Birth (Defects) – Will Shatter Rides Again

2 out of 5

Label: Expert Works records

Produced by: Joey Generic (recorded by)

Uh… sure. I get that there’s a history of love for the scene here, thanks to Birth (Defects) participants being heavily involved in various capacities for a decade (and sometimes decades) plus; I bet the coolest heads will tell you they’d been following B (D) over their sporadic 7″ releases. By the time I caught up with the band, amidst some relative hype for their 2025 Reptilian Records album debut, it just kinda sounded like a lot of the love-for-the-scene noise rock RR puts out, which is not a bad thing, but my ears have difficulty discerning of lot of bands that approximate a large middleground of that genre from one another.
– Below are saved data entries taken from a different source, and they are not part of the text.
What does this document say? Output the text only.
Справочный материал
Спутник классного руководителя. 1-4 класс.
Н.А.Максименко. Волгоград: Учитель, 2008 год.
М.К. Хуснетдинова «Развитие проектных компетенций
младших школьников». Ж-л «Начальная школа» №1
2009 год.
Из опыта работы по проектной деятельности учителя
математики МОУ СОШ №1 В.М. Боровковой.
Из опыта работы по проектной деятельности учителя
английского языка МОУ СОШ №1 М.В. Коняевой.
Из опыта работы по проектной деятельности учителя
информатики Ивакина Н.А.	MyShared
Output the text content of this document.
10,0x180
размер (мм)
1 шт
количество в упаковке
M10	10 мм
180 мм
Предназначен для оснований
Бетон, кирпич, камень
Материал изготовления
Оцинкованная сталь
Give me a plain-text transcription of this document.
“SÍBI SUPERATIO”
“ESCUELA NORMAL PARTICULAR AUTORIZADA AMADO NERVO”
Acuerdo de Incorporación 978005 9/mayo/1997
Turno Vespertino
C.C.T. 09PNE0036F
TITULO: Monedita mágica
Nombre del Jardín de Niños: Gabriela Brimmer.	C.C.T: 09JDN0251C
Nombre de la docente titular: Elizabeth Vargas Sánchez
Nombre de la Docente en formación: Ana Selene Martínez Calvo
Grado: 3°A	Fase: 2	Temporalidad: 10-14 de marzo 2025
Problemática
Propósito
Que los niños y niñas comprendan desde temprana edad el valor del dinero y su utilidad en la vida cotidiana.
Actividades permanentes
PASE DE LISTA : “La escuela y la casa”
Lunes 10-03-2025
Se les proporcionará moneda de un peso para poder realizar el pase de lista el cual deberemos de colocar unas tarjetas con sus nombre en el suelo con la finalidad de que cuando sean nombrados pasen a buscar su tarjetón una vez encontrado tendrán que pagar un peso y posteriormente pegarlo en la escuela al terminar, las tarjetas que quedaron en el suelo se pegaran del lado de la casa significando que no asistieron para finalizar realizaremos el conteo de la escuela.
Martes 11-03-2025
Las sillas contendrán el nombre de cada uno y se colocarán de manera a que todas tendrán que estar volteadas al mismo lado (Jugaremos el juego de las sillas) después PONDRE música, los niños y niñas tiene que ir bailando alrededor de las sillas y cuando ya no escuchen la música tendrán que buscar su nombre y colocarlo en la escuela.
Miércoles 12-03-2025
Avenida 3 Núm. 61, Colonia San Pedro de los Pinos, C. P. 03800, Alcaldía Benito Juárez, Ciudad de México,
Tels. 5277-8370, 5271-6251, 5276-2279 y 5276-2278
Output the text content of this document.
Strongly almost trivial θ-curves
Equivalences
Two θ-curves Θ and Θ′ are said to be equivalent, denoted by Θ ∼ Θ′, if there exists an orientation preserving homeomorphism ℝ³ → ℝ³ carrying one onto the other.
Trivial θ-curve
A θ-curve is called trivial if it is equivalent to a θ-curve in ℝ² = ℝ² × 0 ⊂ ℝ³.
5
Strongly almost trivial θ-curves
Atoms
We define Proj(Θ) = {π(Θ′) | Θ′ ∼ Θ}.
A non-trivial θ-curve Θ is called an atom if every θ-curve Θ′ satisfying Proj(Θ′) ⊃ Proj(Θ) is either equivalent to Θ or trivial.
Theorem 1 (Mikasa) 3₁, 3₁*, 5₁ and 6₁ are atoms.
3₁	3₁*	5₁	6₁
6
Anyhow, I’m trying to report some bias up front: I accept B (D), like most bands, is gonna have its fans, but I’m coming into the live recording already sort of chilled. And it rather solidifies my feelings: these dudes love noise rock, and on Will Shatter Rides Again, to the extent that they’re willing to commit to a purposefully shitty recording for the full effect. It… works? For effect. But maybe not for content.

I think the material here, which has a kind of badass early Dischord vibe (early early Dischord) mixed with the ripping low-end of hardcore, would’ve totally sold me on the band had it made its way to a studio recorded album. Oh, ha, wait: it did, as that debut album I mentioned. So I don’t quite know what the reality was / is, but I want to allow that there’s a world where I keep trying to approach B (D) from different angles until it clicks eventually, and I appreciate that this live, shitty recording is a step towards that.

But anyway: add a ton of electro noise like Brainiac turned up to 18, and tune the band’s Nirvana and Cherubs nods more towards punk, and then record it (literally) live, from the back of a room, with a single mic, and maybe also off to one side near a bigass speaker. You’ve been to those live shows; it’s too loud, even for your young, punkish ears, though you’re caught up in the beat and nodding to some undoubted antics and energy on stage. The group makes an impression. You wander to the merch table to browse, but get distracted by the shirts of the band you came to see, and you’ve really only got $20 on you, so… what was the name of that opening act again?

I don’t think B (D) would be against that narrative. Does that make Will Shatter something you’re planning on actively returning to, though?